Auwermann: Selbstverständlich beobachten wir, genauso wie alle anderen, sehr interessiert auch die Diskussion in den Medien, allerdings können wir, was die Bewertung anbelangt, aus Sicherheitsgründen da nicht Weiteres zu sagen.

Kolkmann: Wie werden Sie denn eingebunden in die Lösung des Konflikts? Die wird ja immer dringlicher.

Auwermann: Die Lösung des Konflikts liegt sicherlich nicht nur in der Bekämpfung der Piraterie von der Küste aus. Die Lösung des Problems liegt vielmehr an Land. Sicherlich ist die Gesamtsituation, die dort vor Ort vor der Küste liegt, der Situation geschuldet, dass wir keine optimalen Verhältnisse an Land haben.

Kolkmann: Ist es eigentlich unmöglich, verschleppte Geiseln an Land zu orten und sie dann zu befreien?

Auwermann: Sicherlich ist das nicht unmöglich, aber das ist im Moment nicht etwas, was innerhalb des Mandates der Atalanta-Mission liegt.

Kolkmann: Hat die EU-Mission bislang versagt?
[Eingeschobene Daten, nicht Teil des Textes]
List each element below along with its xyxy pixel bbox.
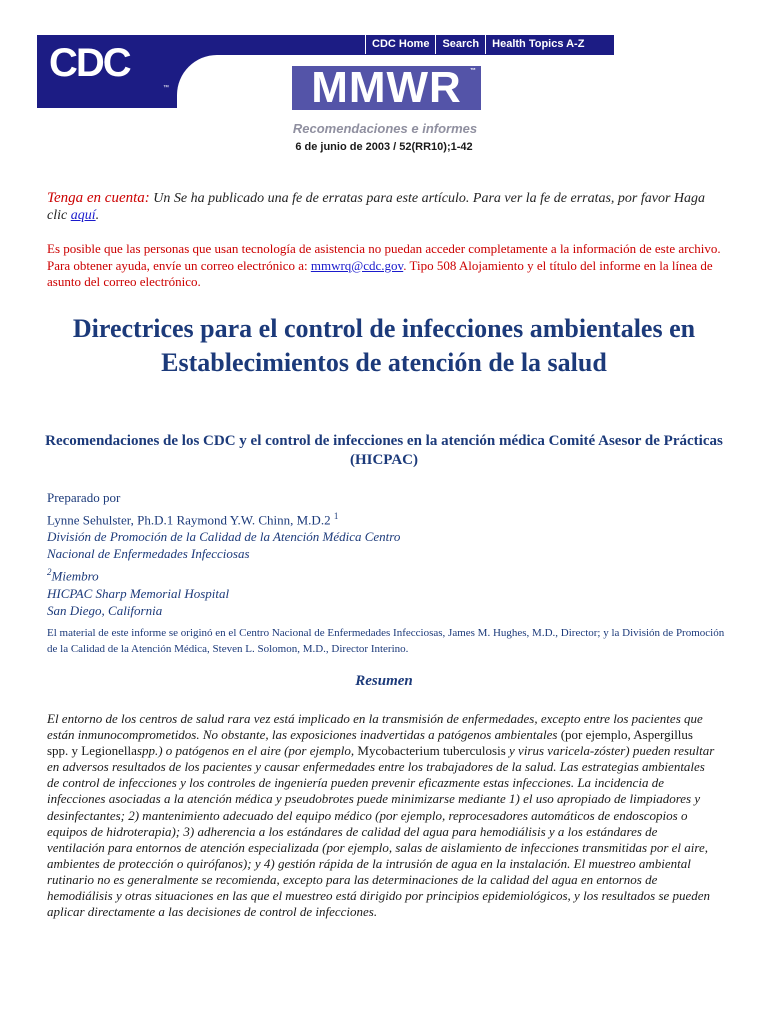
notice-label: Tenga en cuenta: xyxy=(47,190,150,206)
report-title: Directrices para el control de infecciones ambientales en Establecimientos de atención de la salud xyxy=(72,314,696,377)
report-origin: El material de este informe se originó en el Centro Nacional de Enfermedades Infecciosas, James M. Hughes, M.D., Director; y la División de Promoción de la Calidad de la Atención Médica, Steven L. Solomon, M.D., Director Interino. xyxy=(47,627,725,655)
nav-health-topics[interactable]: Health Topics A-Z xyxy=(485,35,590,54)
nav-cdc-home[interactable]: CDC Home xyxy=(365,35,435,54)
erratum-notice: Tenga en cuenta: Un Se ha publicado una fe de erratas para este artículo. Para ver la fe de erratas, por favor Haga clic aquí. xyxy=(47,190,706,223)
mmwr-logo-text: MMWR xyxy=(311,63,462,112)
authors-block: Preparado por Lynne Sehulster, Ph.D.1 Raymond Y.W. Chinn, M.D.2 $^1$ División de Promoción de la Calidad de la Atención Médica Centro Nacional de Enfermedades Infecciosas $^2$Miembro HICPAC Sharp Memorial Hospital San Diego, California xyxy=(47,489,647,619)
nav-search[interactable]: Search xyxy=(435,35,485,54)
header-curve xyxy=(177,35,217,108)
summary-heading: Resumen xyxy=(355,673,413,689)
erratum-link[interactable]: aquí xyxy=(70,208,96,223)
accessibility-notice: Es posible que las personas que usan tecnología de asistencia no puedan acceder completamente a la información de este archivo. Para obtener ayuda, envíe un correo electrónico a: mmwrq@cdc.gov. Tipo 508 Alojamiento y el título del informe en la línea de asunto del correo electrónico. xyxy=(47,241,721,289)
prepared-label: Preparado por xyxy=(47,490,121,505)
authors: Lynne Sehulster, Ph.D.1 Raymond Y.W. Chinn, M.D.2 $^1$ xyxy=(47,511,339,528)
top-nav xyxy=(365,35,590,54)
cdc-logo[interactable]: CDC ™ xyxy=(37,35,177,108)
series-name: Recomendaciones e informes xyxy=(292,121,478,136)
issue-date: 6 de junio de 2003 / 52(RR10);1-42 xyxy=(295,141,473,153)
cdc-logo-text: CDC xyxy=(49,41,130,85)
email-link[interactable]: mmwrq@cdc.gov xyxy=(310,257,404,273)
mmwr-logo[interactable]: MMWR ™ xyxy=(292,66,481,110)
report-subtitle: Recomendaciones de los CDC y el control de infecciones en la atención médica Comité Asesor de Prácticas (HICPAC) xyxy=(45,433,723,468)
summary-text: El entorno de los centros de salud rara vez está implicado en la transmisión de enfermedades, excepto entre los pacientes que están inmunocomprometidos. No obstante, las exposiciones inadvertidas a patógenos ambientales (por ejemplo, Aspergillus spp. y Legionellaspp.) o patógenos en el aire (por ejemplo, Mycobacterium tuberculosis y virus varicela-zóster) pueden resultar en adversos resultados de los pacientes y causar enfermedades entre los trabajadores de la salud. Las estrategias ambientales de control de infecciones y los controles de ingeniería pueden prevenir eficazmente estas infecciones. La incidencia de infecciones asociadas a la atención médica y pseudobrotes puede minimizarse mediante 1) el uso apropiado de limpiadores y desinfectantes; 2) mantenimiento adecuado del equipo médico (por ejemplo, reprocesadores automáticos de endoscopios o equipos de hidroterapia); 3) adherencia a los estándares de calidad del agua para hemodiálisis y a los estándares de ventilación para entornos de atención especializada (por ejemplo, salas de aislamiento de infecciones transmitidas por el aire, ambientes de protección o quirófanos); y 4) gestión rápida de la intrusión de agua en la instalación. El muestreo ambiental rutinario no es generalmente se recomienda, excepto para las determinaciones de la calidad del agua en entornos de hemodiálisis y otras situaciones en las que el muestreo está dirigido por principios epidemiológicos, y los resultados se pueden aplicar directamente a las decisiones de control de infecciones. xyxy=(47,711,715,920)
Sie sprachen am Anfang davon, Sie seien sehr erfolgreich, aber wenn immer noch Schiffe in der Gewalt der Piraten sind, wo ist da der Erfolg?
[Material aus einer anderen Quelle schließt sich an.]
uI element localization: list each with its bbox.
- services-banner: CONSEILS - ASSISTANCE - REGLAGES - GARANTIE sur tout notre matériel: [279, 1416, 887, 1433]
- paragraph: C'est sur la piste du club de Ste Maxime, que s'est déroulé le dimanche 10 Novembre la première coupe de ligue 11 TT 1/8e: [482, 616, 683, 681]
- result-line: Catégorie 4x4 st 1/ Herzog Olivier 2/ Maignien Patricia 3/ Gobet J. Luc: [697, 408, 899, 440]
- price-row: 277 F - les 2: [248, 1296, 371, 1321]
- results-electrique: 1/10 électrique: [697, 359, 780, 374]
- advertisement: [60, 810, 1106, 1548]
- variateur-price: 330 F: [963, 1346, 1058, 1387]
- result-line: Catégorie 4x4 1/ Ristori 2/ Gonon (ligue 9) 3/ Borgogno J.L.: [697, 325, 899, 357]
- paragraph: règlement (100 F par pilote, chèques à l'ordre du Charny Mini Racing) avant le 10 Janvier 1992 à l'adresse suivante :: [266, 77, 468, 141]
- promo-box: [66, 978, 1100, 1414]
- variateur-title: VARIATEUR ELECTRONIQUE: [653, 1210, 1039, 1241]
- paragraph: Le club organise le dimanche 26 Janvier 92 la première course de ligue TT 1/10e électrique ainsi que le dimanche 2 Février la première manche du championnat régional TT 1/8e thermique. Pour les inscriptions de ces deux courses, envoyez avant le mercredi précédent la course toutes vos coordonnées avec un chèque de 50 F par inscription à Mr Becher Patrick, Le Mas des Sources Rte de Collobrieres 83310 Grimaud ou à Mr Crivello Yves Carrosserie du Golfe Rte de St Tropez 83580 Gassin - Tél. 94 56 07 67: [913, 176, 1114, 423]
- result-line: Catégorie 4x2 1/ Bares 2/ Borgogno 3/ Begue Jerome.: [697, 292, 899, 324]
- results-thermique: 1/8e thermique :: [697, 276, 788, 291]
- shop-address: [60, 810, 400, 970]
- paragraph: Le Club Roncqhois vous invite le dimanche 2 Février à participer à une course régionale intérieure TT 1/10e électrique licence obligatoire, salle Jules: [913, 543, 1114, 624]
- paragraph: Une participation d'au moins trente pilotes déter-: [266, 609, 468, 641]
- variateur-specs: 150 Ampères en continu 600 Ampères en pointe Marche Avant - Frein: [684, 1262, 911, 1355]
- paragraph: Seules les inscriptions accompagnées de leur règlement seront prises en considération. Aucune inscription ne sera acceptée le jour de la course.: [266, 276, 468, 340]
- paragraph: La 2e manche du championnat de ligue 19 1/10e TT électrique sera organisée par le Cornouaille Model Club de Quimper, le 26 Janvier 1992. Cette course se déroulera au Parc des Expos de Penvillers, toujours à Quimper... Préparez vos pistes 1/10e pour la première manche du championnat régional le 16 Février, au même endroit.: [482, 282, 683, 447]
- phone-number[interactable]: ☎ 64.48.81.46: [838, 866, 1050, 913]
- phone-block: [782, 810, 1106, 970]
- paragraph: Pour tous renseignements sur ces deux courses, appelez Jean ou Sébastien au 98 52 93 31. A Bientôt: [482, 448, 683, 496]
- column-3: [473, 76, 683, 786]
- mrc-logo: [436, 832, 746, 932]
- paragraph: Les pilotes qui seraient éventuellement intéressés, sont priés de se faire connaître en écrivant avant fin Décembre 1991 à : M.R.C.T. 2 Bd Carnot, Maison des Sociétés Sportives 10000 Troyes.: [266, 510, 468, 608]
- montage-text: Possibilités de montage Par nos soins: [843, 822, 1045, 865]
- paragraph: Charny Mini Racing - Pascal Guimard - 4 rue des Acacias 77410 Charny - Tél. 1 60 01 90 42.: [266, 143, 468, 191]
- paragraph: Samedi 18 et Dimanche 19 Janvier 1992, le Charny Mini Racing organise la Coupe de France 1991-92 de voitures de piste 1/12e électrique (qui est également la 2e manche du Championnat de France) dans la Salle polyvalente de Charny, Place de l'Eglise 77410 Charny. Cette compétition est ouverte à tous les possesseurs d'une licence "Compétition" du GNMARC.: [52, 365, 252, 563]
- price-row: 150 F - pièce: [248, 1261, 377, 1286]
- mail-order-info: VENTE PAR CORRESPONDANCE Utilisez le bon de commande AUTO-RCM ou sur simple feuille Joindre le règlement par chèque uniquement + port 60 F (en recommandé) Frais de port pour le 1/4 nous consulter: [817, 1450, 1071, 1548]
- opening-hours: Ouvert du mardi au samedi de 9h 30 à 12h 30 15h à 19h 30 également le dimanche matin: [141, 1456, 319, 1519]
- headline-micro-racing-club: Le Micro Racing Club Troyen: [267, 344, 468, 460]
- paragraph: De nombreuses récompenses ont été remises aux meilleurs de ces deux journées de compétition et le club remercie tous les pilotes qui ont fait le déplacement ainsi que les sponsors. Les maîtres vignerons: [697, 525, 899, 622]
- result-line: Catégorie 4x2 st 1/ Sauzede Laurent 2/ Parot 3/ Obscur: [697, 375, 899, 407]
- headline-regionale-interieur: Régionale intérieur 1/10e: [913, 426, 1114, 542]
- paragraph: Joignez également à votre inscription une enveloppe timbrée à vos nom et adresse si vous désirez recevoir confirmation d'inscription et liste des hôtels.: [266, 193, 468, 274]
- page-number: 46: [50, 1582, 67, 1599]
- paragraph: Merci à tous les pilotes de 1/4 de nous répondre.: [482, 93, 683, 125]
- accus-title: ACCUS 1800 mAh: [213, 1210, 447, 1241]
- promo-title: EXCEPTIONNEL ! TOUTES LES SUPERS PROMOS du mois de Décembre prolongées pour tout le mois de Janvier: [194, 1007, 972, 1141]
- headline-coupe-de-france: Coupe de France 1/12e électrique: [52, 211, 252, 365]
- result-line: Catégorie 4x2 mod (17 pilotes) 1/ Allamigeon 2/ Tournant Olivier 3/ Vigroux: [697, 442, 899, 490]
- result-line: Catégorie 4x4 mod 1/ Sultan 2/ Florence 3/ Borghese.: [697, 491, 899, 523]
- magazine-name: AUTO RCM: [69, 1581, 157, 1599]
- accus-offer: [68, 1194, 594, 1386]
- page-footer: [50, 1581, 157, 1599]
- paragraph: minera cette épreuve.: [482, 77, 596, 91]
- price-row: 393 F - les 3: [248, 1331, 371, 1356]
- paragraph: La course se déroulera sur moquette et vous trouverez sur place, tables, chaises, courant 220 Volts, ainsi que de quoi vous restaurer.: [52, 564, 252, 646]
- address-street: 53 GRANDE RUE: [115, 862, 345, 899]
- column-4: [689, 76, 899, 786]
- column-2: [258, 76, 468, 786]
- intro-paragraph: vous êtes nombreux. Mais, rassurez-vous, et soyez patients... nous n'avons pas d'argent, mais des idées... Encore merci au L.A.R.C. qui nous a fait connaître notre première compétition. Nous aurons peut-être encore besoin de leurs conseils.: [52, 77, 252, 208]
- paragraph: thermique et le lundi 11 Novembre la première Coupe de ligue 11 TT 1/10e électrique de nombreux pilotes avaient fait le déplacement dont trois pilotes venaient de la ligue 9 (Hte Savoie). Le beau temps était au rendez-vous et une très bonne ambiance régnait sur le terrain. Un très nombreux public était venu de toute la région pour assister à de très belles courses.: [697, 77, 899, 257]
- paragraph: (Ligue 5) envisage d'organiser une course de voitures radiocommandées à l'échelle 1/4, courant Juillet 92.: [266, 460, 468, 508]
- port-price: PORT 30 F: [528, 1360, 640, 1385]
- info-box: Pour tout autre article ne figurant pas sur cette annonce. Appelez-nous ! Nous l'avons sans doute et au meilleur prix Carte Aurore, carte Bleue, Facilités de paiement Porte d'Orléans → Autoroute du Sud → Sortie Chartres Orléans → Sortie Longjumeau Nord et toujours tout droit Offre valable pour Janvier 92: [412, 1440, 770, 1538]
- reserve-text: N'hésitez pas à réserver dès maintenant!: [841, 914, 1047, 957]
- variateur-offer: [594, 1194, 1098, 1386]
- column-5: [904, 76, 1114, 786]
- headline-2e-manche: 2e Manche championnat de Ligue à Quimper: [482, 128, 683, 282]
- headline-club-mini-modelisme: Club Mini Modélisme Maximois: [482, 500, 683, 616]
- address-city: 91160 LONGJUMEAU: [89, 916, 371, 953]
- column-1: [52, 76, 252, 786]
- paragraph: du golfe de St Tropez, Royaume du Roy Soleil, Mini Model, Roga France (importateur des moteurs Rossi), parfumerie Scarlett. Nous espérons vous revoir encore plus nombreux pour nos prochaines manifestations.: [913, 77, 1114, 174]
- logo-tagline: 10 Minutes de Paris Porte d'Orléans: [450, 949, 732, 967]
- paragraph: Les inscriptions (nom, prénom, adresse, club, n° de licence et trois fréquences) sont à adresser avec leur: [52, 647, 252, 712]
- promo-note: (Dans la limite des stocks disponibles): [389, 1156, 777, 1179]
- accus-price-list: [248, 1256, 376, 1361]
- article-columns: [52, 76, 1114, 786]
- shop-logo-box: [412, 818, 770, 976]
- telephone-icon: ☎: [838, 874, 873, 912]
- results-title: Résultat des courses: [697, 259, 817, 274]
Auwermann: Wie ich gerade schon sagte: Auch die Erweiterung des Seegebietes ist ein Zeichen dafür, dass die Piraten ihren Aktionsradius ausdehnen mussten. Wir haben derzeit über 20.000 Schiffe, die durch den Golf von Aden fahren. Die Mission Atalanta hat als vordringliches Ziel die Unterstützung Somalias selbst, das erfolgt durch die Versorgung des World Food Programme, das mit jetzt inzwischen 36 Schiffen Somalia versorgt und damit 90 Prozent der Bevölkerung in Somalia ernährt und damit der Stabilität Somalias selbst einen entscheidenden Beitrag liefert.
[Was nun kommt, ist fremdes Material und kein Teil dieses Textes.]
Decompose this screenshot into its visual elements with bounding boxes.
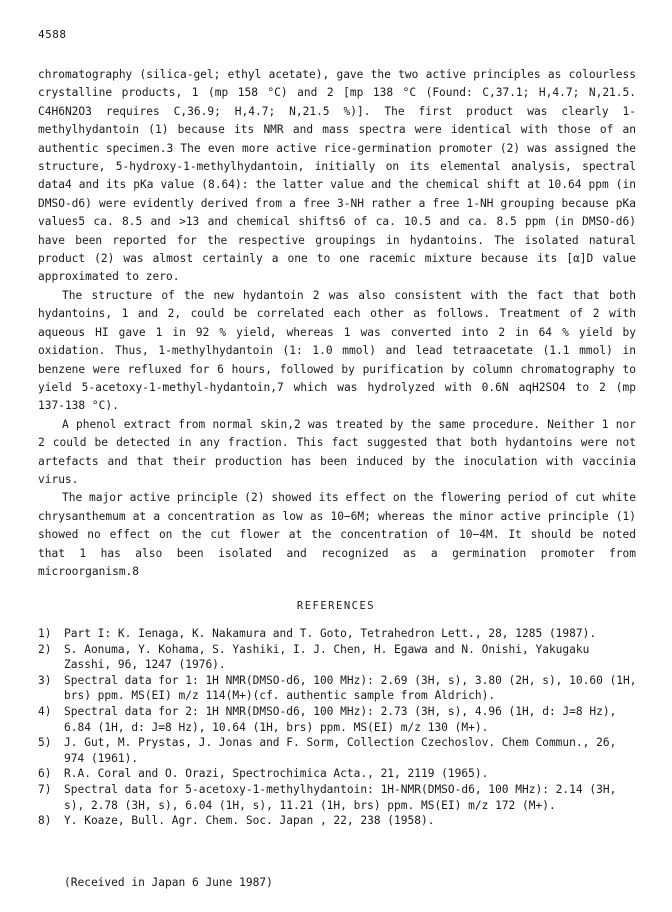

Kolkmann: Es gibt Kommentare, die sagen: Wenn US-Bürger betroffen wären und als Geiseln genommen und womöglich sogar verschleppt würden, dann wären die Piraten längst das Ziel eines gezielten Militärschlags. Ist der überfällig?

Auwermann: Ich gehe nicht davon aus, aus europäischer Sicht. Gerade die Mission Atalanta nimmt keinerlei Rücksicht darauf, welche Nationalität das Schiff hat, das durch den Golf von Aden fährt oder vor der somalischen Küste kreuzt. Das ist durchaus anders bei Einheiten, die unter nationalem Kommando fahren, die durchaus einen Fokus auf ihre eigene Nation haben. Unter europäischem Mandat fahrende Schiffe und Einheiten dort vor Ort, die nehmen keinerlei Rücksicht darauf, welcher Nationalität die Schiffe sind.

Kolkmann: Würden Sie sagen, dass man in einem gewissen Umfang offenbar die Piraterie im Golf von Aden akzeptieren muss, weil man ihrer nicht Herr wird?

Auwermann: Nein, das würde ich nicht sagen. Durchaus vorzeigbare Erfolge gibt es an anderen Brennpunkten oder ehemaligen Brennpunkten, ich verweise da auf die Straße von Malakka, wo durch die Stabilisierung durchaus sehr große Erfolge erzielt worden sind, was die Sicherheit des Seegebietes anbelangt. Und ich halte es nach wie vor für sehr angebracht, das Seegebiet, das essentiell ist für eine Exportnation wie Deutschland, zu sichern und da ist Atalanta auf einem guten Weg und in Zusammenarbeit mit allen Einheiten, die dort vor Ort sind, indem wir durchaus absprechen, wo welche Einheiten sind, um eben eine optimale Sicherung des Seegebietes sicherzustellen.

Kolkmann: Das hilft aber den Mannschaften der gekaperten Schiffe im Augenblick wenig.

Auwermann: Wie gesagt, wir monitoren und beobachten da, sind in die Verhandlungen insgesamt nicht involviert, werden aber, wie am Beispiel der Victoria zu sehen, die am 18. ja freigelassen wurde, immer auch zur Unterstützung entsprechend zur Verfügung stehen und sind auch informiert über die entsprechenden Dinge, um da unsere Hilfe anzubieten.